Let’s get to some real stats. My “World Alamanac” for 2004 has a listing of deaths of presumably famous people running from Jan. 1, 2003 through October of the same year (up against its publishing deadline).
September 2003, you may recall, brought much of this “dying in threes” talk over Warren Zevon, John Ritter and Johnny Cash, who died within five days of each other. (At least three other famous people died during the same stretch, but weren’t as beloved, so apparently didn’t count.)
Over the almanac’s 10-month period (304 days), there were 105 celebrity deaths. That’s an average of nearly—drum roll, please—one every three days. (I doubt, by the way, that this average is consistent enough over the years to be any sort of basis for the superstition; clearly, those who repeat it have not done any statistical analysis at all.)
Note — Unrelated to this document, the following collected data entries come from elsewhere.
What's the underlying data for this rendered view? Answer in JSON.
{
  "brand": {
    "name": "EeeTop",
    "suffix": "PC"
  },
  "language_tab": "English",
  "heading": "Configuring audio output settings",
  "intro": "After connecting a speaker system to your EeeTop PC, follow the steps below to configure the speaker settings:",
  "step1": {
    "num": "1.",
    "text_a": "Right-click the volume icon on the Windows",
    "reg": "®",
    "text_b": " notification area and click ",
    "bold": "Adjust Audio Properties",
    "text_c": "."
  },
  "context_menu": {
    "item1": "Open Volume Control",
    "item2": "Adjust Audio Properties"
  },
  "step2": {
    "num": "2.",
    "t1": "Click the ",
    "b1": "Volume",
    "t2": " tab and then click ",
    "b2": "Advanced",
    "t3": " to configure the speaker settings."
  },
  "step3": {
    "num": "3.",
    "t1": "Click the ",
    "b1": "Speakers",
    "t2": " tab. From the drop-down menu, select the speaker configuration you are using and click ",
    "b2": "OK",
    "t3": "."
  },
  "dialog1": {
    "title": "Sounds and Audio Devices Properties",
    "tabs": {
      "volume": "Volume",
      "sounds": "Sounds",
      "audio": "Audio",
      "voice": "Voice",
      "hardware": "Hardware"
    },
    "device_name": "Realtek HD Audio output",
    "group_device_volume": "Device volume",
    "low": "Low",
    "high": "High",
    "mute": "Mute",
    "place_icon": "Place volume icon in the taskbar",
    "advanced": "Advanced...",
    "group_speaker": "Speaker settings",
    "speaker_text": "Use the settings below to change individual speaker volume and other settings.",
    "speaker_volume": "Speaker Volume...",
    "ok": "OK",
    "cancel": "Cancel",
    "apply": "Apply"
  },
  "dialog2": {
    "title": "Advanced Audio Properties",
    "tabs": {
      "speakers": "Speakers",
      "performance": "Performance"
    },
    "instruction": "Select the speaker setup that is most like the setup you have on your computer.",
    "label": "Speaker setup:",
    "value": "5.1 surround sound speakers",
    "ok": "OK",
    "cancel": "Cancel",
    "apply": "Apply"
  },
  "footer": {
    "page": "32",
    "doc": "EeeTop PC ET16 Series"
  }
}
Is this relationship to the number three mystical? No, it just shows there is a very large absolute number of “celebrity” deaths in a given year. We should expect many of them to happen almost simultaneously. Fifteen celebrities died in January 2003 alone.
The three-in-one-day superstition became a hard reality once in that 10-month period: May 14, when Dave DeBusschere, Wendy Hiller and Robert Stack all died. And anybody who can identify all three of those “celebrities” deserves the grand prize on “Jeopardy!”
Naturally, two-in-one-day was much more common, happening 16 times. Did you know diet guru Robert Atkins and oil billionaire J. Paul Getty Jr. both died on April 17? Spooky! But then, Tex McCrary and Foday Sankoh also both died on the same day (July 29). Is there a single person on Earth who knows who both of them were? Not so spooky.
As all the fans of this superstition amply demonstrate, they only count celebrities they’ve heard of.
Overall, the deaths over the 10-month period were fairly evenly distributed, as would also be expected statistically. There was no fickle finger of fate at work—just the fickle perceptions of the superstitious.